Abstract
Purpose:
Mutations in the TULP1 gene are associated with early-onset retinitis pigmentosa (RP) and Leber congenital amaurosis (LCA). However, the pathologic mechanism causing photoreceptor cell death remains unknown. We hypothesize that TULP1 mutations produce misfolded protein products that accumulate in the endoplasmic reticulum (ER) and induce cellular apoptosis via the unfolded protein response (UPR) pathway.
Methods:
Protein stability of missense TULP1 mutations were evaluated using the programs PolyPhen, SIFT, I-Mutant and RaptorX. Full-length TULP1 was amplified from human retinal RNA and cloned into the mammalian expression vector pEGFP-N1. The pTULP1-wt-GFP plasmid was used as a template to engineer each of the TULP1 mutations (R420P, I459K, F491L) by site directed mutagenesis. hTERT-RPE-1 cells were transiently transfected with 3 µg of individual purified DNA plasmids. Six days after transfection, subcellular localization patterns of the GFP-tagged TULP1 proteins were achieved by confocal imaging. Total protein from transfected hTERT-RPE-1 cells was isolated for Western blot analysis.
Results:
In-silico analyses of known TULP1 missense mutations predict the mutant proteins will be unstable and misfolded under physiological conditions.
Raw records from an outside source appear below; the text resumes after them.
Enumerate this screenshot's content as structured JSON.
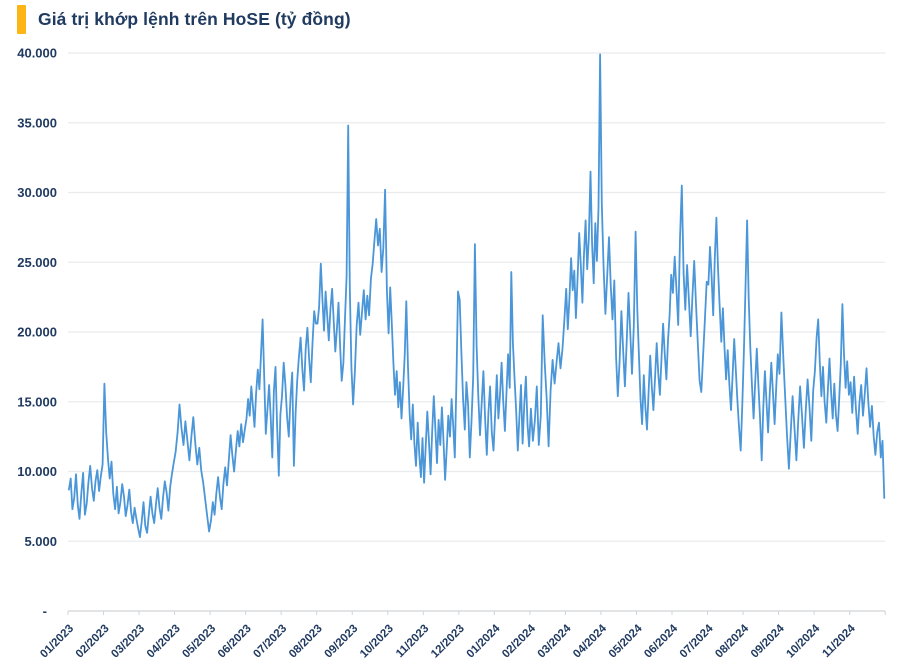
{
  "header": {
    "title": "Giá trị khớp lệnh trên HoSE (tỷ đồng)",
    "accent_color": "#fdb515",
    "title_color": "#203a60"
  },
  "chart_data": {
    "type": "line",
    "title": "Giá trị khớp lệnh trên HoSE (tỷ đồng)",
    "unit": "tỷ đồng",
    "line_color": "#4a96d8",
    "grid_color": "#e9ebed",
    "axis_color": "#d0d4d8",
    "label_color": "#203a60",
    "grid": true,
    "legend": "none",
    "ylim": [
      0,
      40000
    ],
    "y_ticks": [
      {
        "value": 40000,
        "label": "40.000"
      },
      {
        "value": 35000,
        "label": "35.000"
      },
      {
        "value": 30000,
        "label": "30.000"
      },
      {
        "value": 25000,
        "label": "25.000"
      },
      {
        "value": 20000,
        "label": "20.000"
      },
      {
        "value": 15000,
        "label": "15.000"
      },
      {
        "value": 10000,
        "label": "10.000"
      },
      {
        "value": 5000,
        "label": "5.000"
      },
      {
        "value": 0,
        "label": "-"
      }
    ],
    "months": [
      {
        "label": "01/2023",
        "values": [
          8700,
          9500,
          7300,
          8100,
          9800,
          7600,
          6600,
          8400,
          9900,
          6900,
          7700,
          9200,
          10400,
          8800,
          7900,
          9300,
          10100,
          8600,
          9700,
          10500
        ]
      },
      {
        "label": "02/2023",
        "values": [
          16300,
          12800,
          10900,
          9500,
          10700,
          8400,
          7300,
          8900,
          7000,
          7800,
          9100,
          8200,
          6800,
          7600,
          8700,
          7100,
          6300,
          7400,
          6600,
          5900
        ]
      },
      {
        "label": "03/2023",
        "values": [
          5300,
          6400,
          7800,
          6100,
          5600,
          6900,
          8200,
          7000,
          6300,
          7600,
          8800,
          7400,
          6600,
          8100,
          9300,
          8500,
          7200,
          8900,
          9800,
          10600
        ]
      },
      {
        "label": "04/2023",
        "values": [
          11400,
          12800,
          14800,
          13100,
          11900,
          13600,
          12200,
          10800,
          12500,
          13900,
          12000,
          10500,
          11700,
          10100,
          9200,
          8000,
          6800,
          5700
        ]
      },
      {
        "label": "05/2023",
        "values": [
          6500,
          7800,
          6900,
          8400,
          9600,
          8200,
          7300,
          9100,
          10300,
          9000,
          10800,
          12600,
          11200,
          10000,
          11500,
          12900,
          11800,
          13400,
          12100,
          13000
        ]
      },
      {
        "label": "06/2023",
        "values": [
          13800,
          15200,
          14000,
          16100,
          14700,
          13200,
          15600,
          17300,
          15900,
          18400,
          20900,
          16800,
          12700,
          14500,
          16200,
          13900,
          11000,
          15800,
          17500,
          13300,
          9700,
          14100
        ]
      },
      {
        "label": "07/2023",
        "values": [
          15400,
          17800,
          16200,
          13900,
          12500,
          15300,
          17100,
          10400,
          14200,
          16600,
          18200,
          19600,
          17400,
          15800,
          18800,
          20300,
          18100,
          16400,
          19200,
          21500,
          20600
        ]
      },
      {
        "label": "08/2023",
        "values": [
          20600,
          21800,
          24900,
          22400,
          20100,
          22900,
          21200,
          19400,
          21600,
          23100,
          20800,
          18600,
          20200,
          22100,
          19000,
          16500,
          17800,
          21000,
          24000,
          34800,
          23200,
          17500
        ]
      },
      {
        "label": "09/2023",
        "values": [
          14800,
          17200,
          20500,
          22100,
          19800,
          21400,
          23000,
          20900,
          22600,
          21200,
          23800,
          24900,
          26600,
          28100,
          26200,
          27400,
          24300,
          26000,
          30200,
          23000
        ]
      },
      {
        "label": "10/2023",
        "values": [
          19900,
          23200,
          20600,
          17800,
          15500,
          17200,
          14600,
          16400,
          13800,
          15900,
          18300,
          22200,
          17500,
          14200,
          12300,
          14800,
          12000,
          10400,
          13500,
          11200,
          9600,
          12400
        ]
      },
      {
        "label": "11/2023",
        "values": [
          9200,
          11800,
          14300,
          12100,
          9800,
          12900,
          15400,
          13000,
          10600,
          13700,
          11900,
          14600,
          12200,
          9400,
          11600,
          14000,
          12500,
          15200,
          13300,
          11000,
          16400,
          22900
        ]
      },
      {
        "label": "12/2023",
        "values": [
          22300,
          18500,
          15200,
          13000,
          16400,
          14800,
          11000,
          13600,
          16800,
          26300,
          19000,
          15400,
          12600,
          14900,
          17200,
          13800,
          11200,
          14200,
          16100,
          12800,
          11500
        ]
      },
      {
        "label": "01/2024",
        "values": [
          14200,
          16900,
          13800,
          15500,
          17800,
          15100,
          12900,
          15700,
          18400,
          16000,
          24300,
          19200,
          16600,
          14300,
          11500,
          13900,
          16200,
          12000,
          14700,
          16800,
          13400,
          11800
        ]
      },
      {
        "label": "02/2024",
        "values": [
          14500,
          12200,
          13600,
          16100,
          11900,
          14000,
          21200,
          17800,
          15200,
          11800,
          15800,
          18000,
          16300,
          17800,
          19200,
          17400,
          18800,
          20900
        ]
      },
      {
        "label": "03/2024",
        "values": [
          23100,
          20200,
          22500,
          25300,
          23000,
          24400,
          21000,
          23700,
          27100,
          24800,
          22100,
          25600,
          28000,
          24500,
          26700,
          31500,
          26300,
          23500,
          27800,
          25100,
          28900,
          39900
        ]
      },
      {
        "label": "04/2024",
        "values": [
          29200,
          24600,
          21300,
          24000,
          26800,
          23400,
          20900,
          23700,
          18200,
          15400,
          17900,
          21500,
          18600,
          16100,
          19300,
          22800,
          19900,
          17000,
          20400,
          27200
        ]
      },
      {
        "label": "05/2024",
        "values": [
          21600,
          18400,
          15200,
          13400,
          16900,
          14600,
          13000,
          15700,
          18300,
          16100,
          14400,
          16800,
          19200,
          17000,
          15500,
          18100,
          20600,
          18500,
          16600,
          19400,
          21200,
          24100
        ]
      },
      {
        "label": "06/2024",
        "values": [
          22800,
          25400,
          23000,
          20500,
          26700,
          30500,
          24200,
          21600,
          24800,
          22300,
          19700,
          22500,
          25100,
          22000,
          19200,
          16500,
          15700,
          18300,
          20900,
          23600
        ]
      },
      {
        "label": "07/2024",
        "values": [
          23400,
          26100,
          24000,
          21200,
          25300,
          28200,
          24600,
          21800,
          19300,
          21700,
          18900,
          16600,
          18700,
          16200,
          14400,
          16900,
          19500,
          17300,
          15100,
          13200,
          11500,
          14800
        ]
      },
      {
        "label": "08/2024",
        "values": [
          18600,
          23200,
          28000,
          22400,
          18900,
          16100,
          13800,
          16400,
          18800,
          16200,
          13900,
          10800,
          14600,
          17200,
          15000,
          12800,
          15500,
          17800,
          15600,
          13400,
          16000,
          18400
        ]
      },
      {
        "label": "09/2024",
        "values": [
          17000,
          21400,
          18200,
          15300,
          12600,
          10200,
          12900,
          15400,
          13100,
          10800,
          13600,
          16100,
          14000,
          11700,
          14300,
          16600,
          14600,
          12200,
          15800
        ]
      },
      {
        "label": "10/2024",
        "values": [
          17200,
          19600,
          20900,
          17800,
          15400,
          17500,
          15000,
          13500,
          15900,
          18100,
          15700,
          13800,
          16300,
          14100,
          12900,
          15200,
          17700,
          22000,
          18400,
          16000,
          17900,
          15500
        ]
      },
      {
        "label": "11/2024",
        "values": [
          16400,
          14200,
          16800,
          14500,
          12700,
          14900,
          16200,
          14000,
          15600,
          17400,
          15000,
          13200,
          14700,
          12500,
          11200,
          12800,
          13500,
          11000,
          12200,
          8100
        ]
      }
    ]
  }
}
Confocal microscopy revealed that GFP-tagged wt TULP1 localized predominantly to the cytoplasm and plasma membrane. In contrast, all three mutant TULP1 proteins showed cytoplasmic punctate staining which co-localized with the ER using ER tracker. Western blot analysis of cells expressing mutant TULP1 proteins revealed an induction of the three key ER stress response proteins, BiP, CHOP and phospho-PERK.
Conclusions:
Our in-silico and in-vitro analyses suggest that mutant TULP1 proteins accumulate within the ER leading to induction of the UPR stress response complex as the pathologic mechanism causing photoreceptor degeneration. However, in vivo models are required to further validate this mechanistic pathway and allow for investigation of therapeutics capable of modulating the UPR to aid in the attenuation of TULP1-induced photoreceptor cell death.